Tux, Varnish or Squid? [closed] Tux, Varnish or Squid? [closed] linux linux

Tux, Varnish or Squid? [closed]


In my experience varnish is much faster than squid, but equally importantly it's much less of a black box than squid is. Varnish gives you access to very detailed logs that are useful when debugging problems. It's configuration language is also much simpler and much more powerful that squid's.


@Daniel, @MKUltra, to elaborate on Varnish's supposed problems with cookies, there aren't really any. It is completely normal not to cache a request if it returns a cookie with it. Cookies are mostly meant to be used to distinguish different user preferences, so I don't think one would want to cache these (especially if you they include some secret information like a session id or a password!).

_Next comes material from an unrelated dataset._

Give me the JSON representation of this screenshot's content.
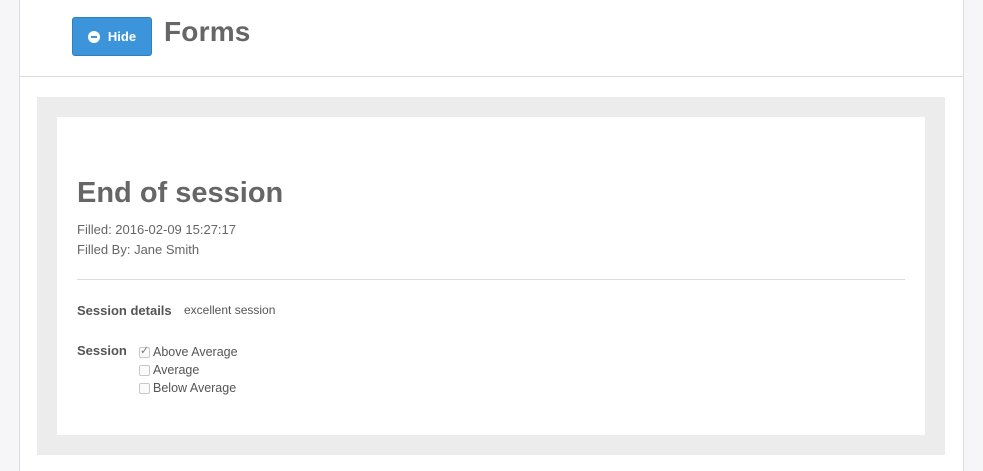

If you server sends cookies with your .js and images, that's a problem on your backend side, not on Varnish's side. As referenced by @Daniel (link provided), you can force the caching of these files anyway, thanks to the really cool language/DSL integrated in Varnish...


If you're looking to push static images and a lot of them, you may want to look at some basics first.

Your application should ensure that all correct headers are being passed, Cache-Control and Expires for example. That should result in the clients browsers caching those images locally and cutting down on your request count.

Use a CDN (if it's in your budget), this brings the images closer to your clients (generally) and will result in a better user experience for them. For the CDN to be a productive investment you'll again need to make sure all your necessary caching headers are properly set, as per the point I made in the previous paragraph.

After all that if you are still going to use a reverse proxy, I recommend using nginx in proxy mode, over Varnish and squid. Yes Varnish is fast, and as fast as nginx, but what you're wanting to do is really quite simple, Varnish comes into it's own when you want to do complex caching, and ESI. So Keep It Simple, Stupid. nginx will do your job very nicely indeed.

I have no experience with Tux, so I can't comment on it sorry.